Naming your business is a good way to add a personal touch to your online craft selling business. Consider naming it after a pet, your favorite color, or something that inspires you as a crafter.
Ask for help from friends and loved ones, who can suggest clever concepts that capture your crafting sensibilities.
Check out Etsy’s official tips for naming your online store, or look through some examples for inspiration. If you’re really stuck, you can get a list of options by using a name generator for online shops!
Step Six: Put Yourself Out There
Once you’ve set up your storefront for selling crafts online, the next step is to market yourself! No one can buy your crafts if they don’t know about them, so you’ve got to make sure people can see your awesome art.
A great way to do this is through social media. Make an Instagram, Twitter, and Facebook account with the name of your business, and follow artists and creators who do similar work. Be generous with retweets and comments, and let people know you’re excited about this world.
More people will see your social media posts if you use the right hashtags. Look at the hashtags that other people in your crafty niche are using, and include yourself in searches and feed recommendations by using those hashtags.
Be personable, charming, and real. Don’t spam people or ask repeatedly to be featured. Just talk about who you are and what types of crafts you’re selling, and make genuine connections with other sellers and creators. Share ideas and tutorials, and even funny bloopers or failures from your crafting attempts!
If you have friends and family that use social media, ask them to post links to your online store, with little reviews about your crafts and how they use or enjoy them.
Another way to promote your online craft selling business is through paid advertising and marketing. Consider trying out some low cost facebook ads and reading about what other online craft sellers are doing to market their businesses.
Once you start making sales, ask your buyers to help you out with word of mouth testimonials and reviews.
Step Seven: Customer Service
Everyone has a nightmare story about a terrible customer service experience – make sure your online craft business isn’t one of them! Selling crafts online is an ongoing effort, and takes more than building up an inventory and setting up a storefront.
Packaging and shipping
The most important thing, when it comes to selling crafts online, is to make sure everything you sell gets to the buyer quickly and in good condition. Make sure you have a good system for shipping and tracking orders that protects your investment.
Packaging is also critical to a good customer service experience. At minimum, the packaging should protect the item and ensure that it arrives in the same condition that you sent it out.

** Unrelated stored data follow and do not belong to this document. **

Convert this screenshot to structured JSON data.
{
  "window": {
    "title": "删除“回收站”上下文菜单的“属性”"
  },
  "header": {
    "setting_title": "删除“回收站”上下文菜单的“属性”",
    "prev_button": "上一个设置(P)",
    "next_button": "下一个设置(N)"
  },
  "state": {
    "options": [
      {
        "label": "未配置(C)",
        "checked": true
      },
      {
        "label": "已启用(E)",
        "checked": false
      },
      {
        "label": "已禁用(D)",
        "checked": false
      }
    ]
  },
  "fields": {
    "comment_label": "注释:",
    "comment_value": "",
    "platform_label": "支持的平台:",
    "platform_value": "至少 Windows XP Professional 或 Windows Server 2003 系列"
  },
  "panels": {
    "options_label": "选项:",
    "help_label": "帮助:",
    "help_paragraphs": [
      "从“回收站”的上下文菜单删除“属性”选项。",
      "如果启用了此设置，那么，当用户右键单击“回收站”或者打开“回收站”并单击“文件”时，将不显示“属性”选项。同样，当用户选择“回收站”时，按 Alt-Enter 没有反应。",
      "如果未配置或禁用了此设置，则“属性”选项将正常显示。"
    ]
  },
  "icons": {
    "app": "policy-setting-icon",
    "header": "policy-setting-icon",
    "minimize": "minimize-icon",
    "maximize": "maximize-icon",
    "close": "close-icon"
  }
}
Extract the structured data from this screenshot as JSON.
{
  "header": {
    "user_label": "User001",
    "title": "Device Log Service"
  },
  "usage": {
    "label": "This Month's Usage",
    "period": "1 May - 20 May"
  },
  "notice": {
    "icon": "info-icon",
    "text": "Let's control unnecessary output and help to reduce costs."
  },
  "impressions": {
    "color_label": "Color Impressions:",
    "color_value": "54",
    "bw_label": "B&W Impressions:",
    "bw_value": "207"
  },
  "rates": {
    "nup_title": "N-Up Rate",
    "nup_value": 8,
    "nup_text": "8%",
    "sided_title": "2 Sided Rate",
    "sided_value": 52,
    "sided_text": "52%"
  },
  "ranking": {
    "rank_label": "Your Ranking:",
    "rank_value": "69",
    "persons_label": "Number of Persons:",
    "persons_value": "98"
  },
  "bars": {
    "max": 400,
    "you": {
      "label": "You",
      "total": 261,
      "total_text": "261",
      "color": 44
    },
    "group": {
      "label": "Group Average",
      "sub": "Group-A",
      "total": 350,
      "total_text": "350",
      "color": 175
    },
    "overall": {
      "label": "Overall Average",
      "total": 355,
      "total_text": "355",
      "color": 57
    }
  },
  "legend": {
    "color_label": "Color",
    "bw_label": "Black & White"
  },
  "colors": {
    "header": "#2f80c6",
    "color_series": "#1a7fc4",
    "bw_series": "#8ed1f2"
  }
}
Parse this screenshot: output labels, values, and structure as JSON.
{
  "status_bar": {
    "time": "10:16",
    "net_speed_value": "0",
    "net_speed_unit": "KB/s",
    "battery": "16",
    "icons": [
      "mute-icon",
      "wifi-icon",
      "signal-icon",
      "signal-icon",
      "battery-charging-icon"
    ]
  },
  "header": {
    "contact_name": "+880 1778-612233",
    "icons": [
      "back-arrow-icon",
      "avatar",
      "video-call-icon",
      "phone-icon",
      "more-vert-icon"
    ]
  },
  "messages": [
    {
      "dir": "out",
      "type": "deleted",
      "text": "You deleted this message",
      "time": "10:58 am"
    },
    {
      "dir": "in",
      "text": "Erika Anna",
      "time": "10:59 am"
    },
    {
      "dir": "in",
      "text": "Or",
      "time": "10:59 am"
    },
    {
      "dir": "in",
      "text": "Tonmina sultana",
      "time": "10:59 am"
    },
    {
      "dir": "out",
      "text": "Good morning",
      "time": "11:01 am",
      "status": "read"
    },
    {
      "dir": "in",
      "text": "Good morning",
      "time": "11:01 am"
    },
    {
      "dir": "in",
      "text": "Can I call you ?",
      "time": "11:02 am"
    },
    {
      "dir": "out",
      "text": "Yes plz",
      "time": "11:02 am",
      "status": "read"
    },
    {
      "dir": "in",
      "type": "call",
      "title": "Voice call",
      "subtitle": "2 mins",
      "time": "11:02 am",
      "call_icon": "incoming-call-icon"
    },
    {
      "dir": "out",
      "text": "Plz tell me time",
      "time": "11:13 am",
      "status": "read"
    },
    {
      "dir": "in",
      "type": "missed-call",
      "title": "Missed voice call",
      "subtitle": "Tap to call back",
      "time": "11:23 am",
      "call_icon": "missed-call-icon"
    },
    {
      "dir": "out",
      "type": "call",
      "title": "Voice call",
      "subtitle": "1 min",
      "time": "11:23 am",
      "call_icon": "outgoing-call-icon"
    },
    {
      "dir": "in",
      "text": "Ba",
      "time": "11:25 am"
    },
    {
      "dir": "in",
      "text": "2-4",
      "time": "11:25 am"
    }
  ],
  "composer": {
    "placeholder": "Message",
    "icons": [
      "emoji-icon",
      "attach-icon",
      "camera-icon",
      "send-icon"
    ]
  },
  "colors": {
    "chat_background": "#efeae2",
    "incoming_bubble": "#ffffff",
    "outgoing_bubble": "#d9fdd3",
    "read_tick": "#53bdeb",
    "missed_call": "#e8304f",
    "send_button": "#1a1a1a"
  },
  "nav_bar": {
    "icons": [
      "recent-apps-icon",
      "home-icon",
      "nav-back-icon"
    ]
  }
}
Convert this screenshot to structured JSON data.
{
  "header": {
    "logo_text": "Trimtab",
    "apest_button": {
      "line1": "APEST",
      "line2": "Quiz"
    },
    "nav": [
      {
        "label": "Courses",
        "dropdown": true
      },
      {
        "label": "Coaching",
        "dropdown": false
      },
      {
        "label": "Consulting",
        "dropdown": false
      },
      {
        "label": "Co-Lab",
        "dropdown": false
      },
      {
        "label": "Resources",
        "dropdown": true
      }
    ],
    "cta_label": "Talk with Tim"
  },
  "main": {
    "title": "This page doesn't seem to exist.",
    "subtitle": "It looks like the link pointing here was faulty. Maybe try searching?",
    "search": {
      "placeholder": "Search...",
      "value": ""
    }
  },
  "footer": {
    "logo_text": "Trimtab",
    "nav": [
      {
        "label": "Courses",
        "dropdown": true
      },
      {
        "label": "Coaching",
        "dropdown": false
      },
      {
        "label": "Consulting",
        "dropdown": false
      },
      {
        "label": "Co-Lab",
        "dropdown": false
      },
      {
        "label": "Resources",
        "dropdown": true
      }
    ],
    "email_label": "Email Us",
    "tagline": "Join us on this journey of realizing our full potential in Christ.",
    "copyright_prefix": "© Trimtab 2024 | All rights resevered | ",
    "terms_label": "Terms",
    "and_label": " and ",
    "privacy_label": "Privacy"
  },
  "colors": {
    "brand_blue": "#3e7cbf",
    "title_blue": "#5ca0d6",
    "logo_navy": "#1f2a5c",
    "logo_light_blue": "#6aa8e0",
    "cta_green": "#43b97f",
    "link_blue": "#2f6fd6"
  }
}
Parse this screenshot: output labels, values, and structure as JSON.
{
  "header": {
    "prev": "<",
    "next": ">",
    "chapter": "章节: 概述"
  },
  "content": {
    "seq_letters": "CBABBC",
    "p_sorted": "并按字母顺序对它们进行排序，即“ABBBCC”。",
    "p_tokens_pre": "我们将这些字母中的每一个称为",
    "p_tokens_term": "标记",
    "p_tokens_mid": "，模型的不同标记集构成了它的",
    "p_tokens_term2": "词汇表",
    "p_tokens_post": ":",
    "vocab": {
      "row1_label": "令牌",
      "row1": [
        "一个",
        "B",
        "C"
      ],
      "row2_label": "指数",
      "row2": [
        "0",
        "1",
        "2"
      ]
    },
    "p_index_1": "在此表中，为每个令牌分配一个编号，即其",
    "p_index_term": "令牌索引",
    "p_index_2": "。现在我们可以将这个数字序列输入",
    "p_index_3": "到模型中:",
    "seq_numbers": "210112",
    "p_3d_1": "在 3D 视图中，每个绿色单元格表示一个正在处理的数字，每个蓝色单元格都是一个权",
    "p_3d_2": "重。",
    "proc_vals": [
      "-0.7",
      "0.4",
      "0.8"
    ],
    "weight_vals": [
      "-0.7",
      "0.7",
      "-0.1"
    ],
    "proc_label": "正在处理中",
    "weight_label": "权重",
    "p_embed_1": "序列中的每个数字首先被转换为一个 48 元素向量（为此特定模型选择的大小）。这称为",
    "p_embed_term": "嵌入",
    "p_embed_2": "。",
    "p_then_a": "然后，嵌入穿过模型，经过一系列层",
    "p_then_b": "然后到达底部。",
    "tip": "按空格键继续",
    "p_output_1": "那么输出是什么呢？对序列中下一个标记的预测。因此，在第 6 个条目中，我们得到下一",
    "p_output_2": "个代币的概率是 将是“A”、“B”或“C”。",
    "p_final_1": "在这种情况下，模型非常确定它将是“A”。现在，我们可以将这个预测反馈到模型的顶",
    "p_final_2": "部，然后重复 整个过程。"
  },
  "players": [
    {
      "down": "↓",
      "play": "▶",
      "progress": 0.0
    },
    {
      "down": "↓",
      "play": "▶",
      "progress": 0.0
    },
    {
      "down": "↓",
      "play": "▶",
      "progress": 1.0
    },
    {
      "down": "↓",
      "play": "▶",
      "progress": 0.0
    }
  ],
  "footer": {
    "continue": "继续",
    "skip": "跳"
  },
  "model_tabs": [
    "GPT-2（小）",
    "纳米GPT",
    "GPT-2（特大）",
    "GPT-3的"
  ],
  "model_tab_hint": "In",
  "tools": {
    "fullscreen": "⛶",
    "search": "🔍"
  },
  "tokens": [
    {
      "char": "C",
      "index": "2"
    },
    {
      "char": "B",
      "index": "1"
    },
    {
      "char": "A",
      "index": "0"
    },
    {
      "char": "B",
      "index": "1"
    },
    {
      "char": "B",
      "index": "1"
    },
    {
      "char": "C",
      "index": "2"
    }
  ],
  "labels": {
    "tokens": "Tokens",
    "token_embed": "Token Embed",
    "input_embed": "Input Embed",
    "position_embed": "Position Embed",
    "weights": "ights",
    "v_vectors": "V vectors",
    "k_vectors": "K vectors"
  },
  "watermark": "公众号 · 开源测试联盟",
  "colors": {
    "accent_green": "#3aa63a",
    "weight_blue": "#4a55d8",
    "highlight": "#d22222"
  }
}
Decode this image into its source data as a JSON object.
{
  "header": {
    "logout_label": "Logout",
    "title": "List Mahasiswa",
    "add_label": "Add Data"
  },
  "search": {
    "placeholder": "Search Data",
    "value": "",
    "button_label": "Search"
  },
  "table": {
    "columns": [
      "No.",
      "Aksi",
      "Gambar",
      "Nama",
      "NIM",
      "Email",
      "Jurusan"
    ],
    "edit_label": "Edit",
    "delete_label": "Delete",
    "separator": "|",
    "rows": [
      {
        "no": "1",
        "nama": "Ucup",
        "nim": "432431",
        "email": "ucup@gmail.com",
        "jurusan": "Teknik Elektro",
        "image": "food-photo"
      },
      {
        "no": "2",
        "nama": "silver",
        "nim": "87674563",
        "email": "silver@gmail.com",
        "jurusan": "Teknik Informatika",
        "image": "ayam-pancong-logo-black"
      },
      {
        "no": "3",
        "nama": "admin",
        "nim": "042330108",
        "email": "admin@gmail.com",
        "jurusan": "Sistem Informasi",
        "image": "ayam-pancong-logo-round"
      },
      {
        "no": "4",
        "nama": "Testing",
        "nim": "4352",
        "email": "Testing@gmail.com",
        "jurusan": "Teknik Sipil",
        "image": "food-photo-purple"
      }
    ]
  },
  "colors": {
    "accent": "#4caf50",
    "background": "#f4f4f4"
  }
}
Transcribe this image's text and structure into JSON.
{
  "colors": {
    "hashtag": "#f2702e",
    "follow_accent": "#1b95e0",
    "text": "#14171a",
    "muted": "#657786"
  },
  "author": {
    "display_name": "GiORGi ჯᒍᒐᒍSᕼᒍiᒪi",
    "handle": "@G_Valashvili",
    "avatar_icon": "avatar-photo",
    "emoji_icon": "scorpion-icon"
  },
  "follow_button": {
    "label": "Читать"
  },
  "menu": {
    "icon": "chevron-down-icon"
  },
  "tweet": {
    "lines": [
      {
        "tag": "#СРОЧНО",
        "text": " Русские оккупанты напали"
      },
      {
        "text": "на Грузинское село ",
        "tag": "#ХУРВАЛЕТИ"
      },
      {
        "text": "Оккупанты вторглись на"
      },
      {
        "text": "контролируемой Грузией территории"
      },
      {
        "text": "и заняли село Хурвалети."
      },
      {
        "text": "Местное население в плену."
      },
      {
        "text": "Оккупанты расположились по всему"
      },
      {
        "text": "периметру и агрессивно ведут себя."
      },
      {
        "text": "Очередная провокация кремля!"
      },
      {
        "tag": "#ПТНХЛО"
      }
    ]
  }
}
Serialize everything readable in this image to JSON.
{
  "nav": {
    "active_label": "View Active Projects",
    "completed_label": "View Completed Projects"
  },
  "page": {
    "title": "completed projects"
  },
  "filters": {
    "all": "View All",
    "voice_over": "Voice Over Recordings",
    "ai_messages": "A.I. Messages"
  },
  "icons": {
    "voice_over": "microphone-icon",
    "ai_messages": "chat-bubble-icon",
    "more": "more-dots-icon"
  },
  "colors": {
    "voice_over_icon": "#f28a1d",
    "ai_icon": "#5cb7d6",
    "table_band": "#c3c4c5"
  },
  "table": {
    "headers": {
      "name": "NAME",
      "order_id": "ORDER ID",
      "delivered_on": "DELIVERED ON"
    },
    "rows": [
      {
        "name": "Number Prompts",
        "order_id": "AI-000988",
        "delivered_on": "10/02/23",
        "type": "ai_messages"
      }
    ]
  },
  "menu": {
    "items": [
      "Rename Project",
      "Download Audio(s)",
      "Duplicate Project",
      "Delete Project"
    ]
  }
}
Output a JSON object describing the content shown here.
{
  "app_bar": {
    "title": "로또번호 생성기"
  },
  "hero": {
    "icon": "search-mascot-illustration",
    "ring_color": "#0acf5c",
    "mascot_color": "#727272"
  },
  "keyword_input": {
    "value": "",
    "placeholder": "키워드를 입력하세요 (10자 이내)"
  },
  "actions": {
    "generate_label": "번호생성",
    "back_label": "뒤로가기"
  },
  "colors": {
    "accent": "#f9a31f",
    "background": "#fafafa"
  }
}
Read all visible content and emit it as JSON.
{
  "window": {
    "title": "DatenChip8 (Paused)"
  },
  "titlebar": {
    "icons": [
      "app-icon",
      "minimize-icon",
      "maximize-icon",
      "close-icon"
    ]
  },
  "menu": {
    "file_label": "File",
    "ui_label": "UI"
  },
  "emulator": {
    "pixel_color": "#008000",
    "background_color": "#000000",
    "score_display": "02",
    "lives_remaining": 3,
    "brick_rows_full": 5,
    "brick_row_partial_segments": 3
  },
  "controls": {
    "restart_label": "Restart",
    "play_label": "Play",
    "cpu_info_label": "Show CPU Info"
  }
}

Visit your local post office to get a sense for what’s available in terms of boxes, packaging materials, and shipping insurance.
Attractive packaging that’s fun to open isn’t a requirement, but it’s a great way to please customers and enhance your business. Brightly colored paper, hand written notes, and even tiny free gifts add a personal touch that will keep customers coming back for more.
Packaging is a great way to use leftover supplies, like bits of yarn or melted beads. These little extras can keep your packaging on theme without requiring an investment in more supplies!
Timely, polite responses to customer questions can make or break a relationship. Even when people are confusing or difficult, remember that all online interactions can make their way into the public discourse, and you don’t want to be known for rudeness or unresponsiveness.
A good way to connect with customers is via your social media profile, but you can also use the commenting and messaging functionality of your ecommerce or marketplace platform.
Offering custom or personalized options for the crafts you’re selling online is another great way to invite connection and communication, if that’s possible for the craft you’re doing.
If you have a positive interaction with a customer, reach out afterwards to request that they leave you a high rating or a good review! Keep those relationships going and working for everyone involved.